When I'm creating a backup of the database the resulting file size is 1.3GB which seems rather excessive for an empty database. What kind of meta data (all tables are empty and report sizes of 0) could explain such a large file size and how could I investigate this?
There are some CLR assemblies in the database, but when I let SSMS generate a database creation script (which includes the assemblies base64 encoded it seems), the resulting sql file is only 12MB large so I don't think this would explain it.
As far as I know the backup really only backs up the actual data and not the unused space - otherwise most backups would be much larger than they are. I tried to shrink the files just to be on the safe side though (not like I can fragment an index of an empty table too badly) but that didn't change anything.
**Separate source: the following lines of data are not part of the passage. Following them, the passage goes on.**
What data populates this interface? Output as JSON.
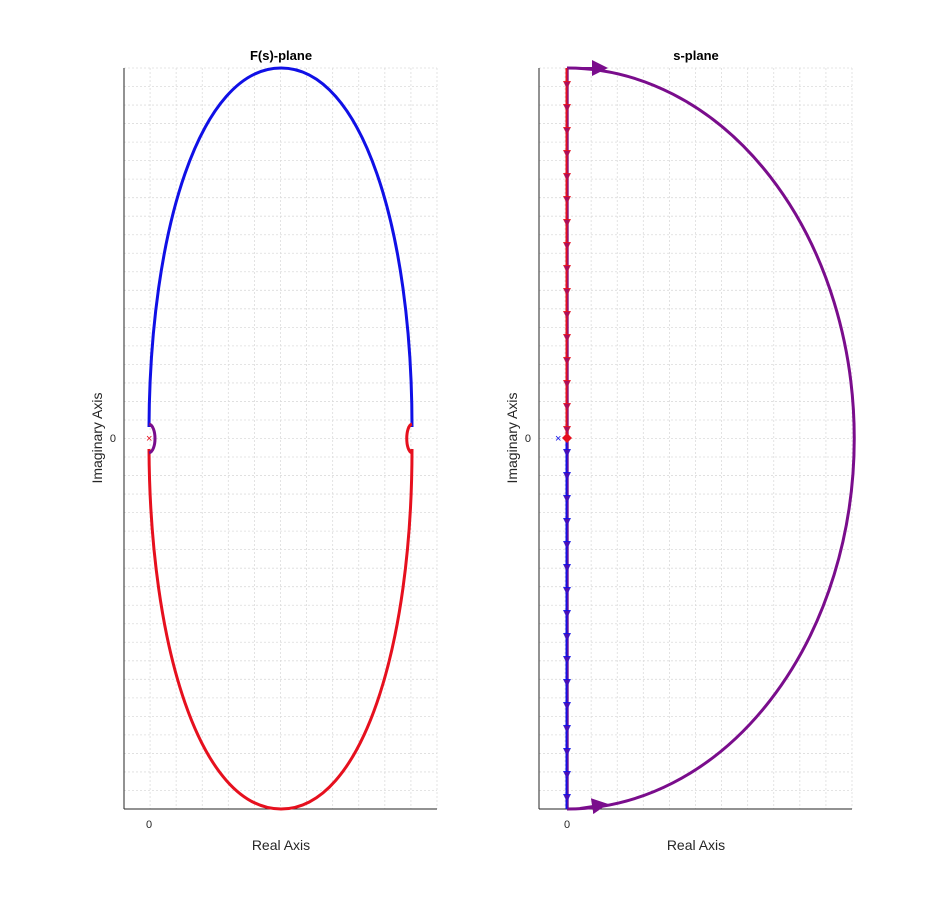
{
  "colors": {
    "positive_branch": "#1010e6",
    "negative_branch": "#e6101e",
    "contour_arc": "#7a0d8c",
    "pole_marker": "#1010e6",
    "fs_pole_marker": "#e6101e",
    "grid": "#dcdcdc",
    "axis": "#262626"
  },
  "chart_data": [
    {
      "type": "line",
      "title": "F(s)-plane",
      "xlabel": "Real Axis",
      "ylabel": "Imaginary Axis",
      "xticks": [
        "0"
      ],
      "yticks": [
        "0"
      ],
      "xlim": [
        -0.1,
        1.1
      ],
      "ylim": [
        -1.0,
        1.0
      ],
      "grid": true,
      "series": [
        {
          "color": "#1010e6",
          "points": [
            [
              0,
              0.02
            ],
            [
              0.02,
              0.4
            ],
            [
              0.1,
              0.75
            ],
            [
              0.25,
              0.96
            ],
            [
              0.5,
              1.0
            ],
            [
              0.75,
              0.96
            ],
            [
              0.9,
              0.75
            ],
            [
              0.98,
              0.4
            ],
            [
              1.0,
              0.02
            ]
          ]
        },
        {
          "color": "#e6101e",
          "points": [
            [
              0,
              -0.02
            ],
            [
              0.02,
              -0.4
            ],
            [
              0.1,
              -0.75
            ],
            [
              0.25,
              -0.96
            ],
            [
              0.5,
              -1.0
            ],
            [
              0.75,
              -0.96
            ],
            [
              0.9,
              -0.75
            ],
            [
              0.98,
              -0.4
            ],
            [
              1.0,
              -0.02
            ]
          ]
        },
        {
          "color": "#7a0d8c",
          "points": [
            [
              0,
              0.03
            ],
            [
              0.02,
              0.02
            ],
            [
              0.02,
              -0.02
            ],
            [
              0,
              -0.03
            ]
          ]
        },
        {
          "color": "#e6101e",
          "points": [
            [
              1.0,
              0.03
            ],
            [
              0.98,
              0.02
            ],
            [
              0.98,
              -0.02
            ],
            [
              1.0,
              -0.03
            ]
          ]
        }
      ],
      "markers": [
        {
          "symbol": "x",
          "color": "#e6101e",
          "x": 0,
          "y": 0
        }
      ]
    },
    {
      "type": "line",
      "title": "s-plane",
      "xlabel": "Real Axis",
      "ylabel": "Imaginary Axis",
      "xticks": [
        "0"
      ],
      "yticks": [
        "0"
      ],
      "xlim": [
        -0.1,
        1.0
      ],
      "ylim": [
        -1.0,
        1.0
      ],
      "grid": true,
      "series": [
        {
          "color": "#e6101e",
          "points": [
            [
              0,
              1.0
            ],
            [
              0,
              0.0
            ]
          ],
          "arrows": "down"
        },
        {
          "color": "#1010e6",
          "points": [
            [
              0,
              0.0
            ],
            [
              0,
              -1.0
            ]
          ],
          "arrows": "down"
        },
        {
          "color": "#7a0d8c",
          "shape": "right-semicircle",
          "radius": 1.0
        },
        {
          "color": "#7a0d8c",
          "points": [
            [
              0,
              1.0
            ],
            [
              0,
              -1.0
            ]
          ],
          "arrows": "down"
        }
      ],
      "markers": [
        {
          "symbol": "x",
          "color": "#1010e6",
          "x": -0.03,
          "y": 0
        },
        {
          "symbol": "diamond",
          "color": "#e6101e",
          "x": 0,
          "y": 0
        }
      ]
    }
  ]
}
sp_spaceused returns database_size 1291.57MB, unallocated space 1.95 MB; reserved 1192696 KB; data 1174208 KB; index_size 15208 KB; unused 3280 KB. SQL Server really seems to think that I have lots of data somewhere, just not in my tables.
SELECT is_read_committed_snapshot_on FROM sys.databases returns 1 for this database.
I put the database in single user mode and took it offline (so that should definitely kill every transaction) and then ran
sp_spaceused again. I get the same numbers as before and the backup is still the same size.
SELECT count(*) AS NumRows FROM sys.dm_tran_version_store returns 0.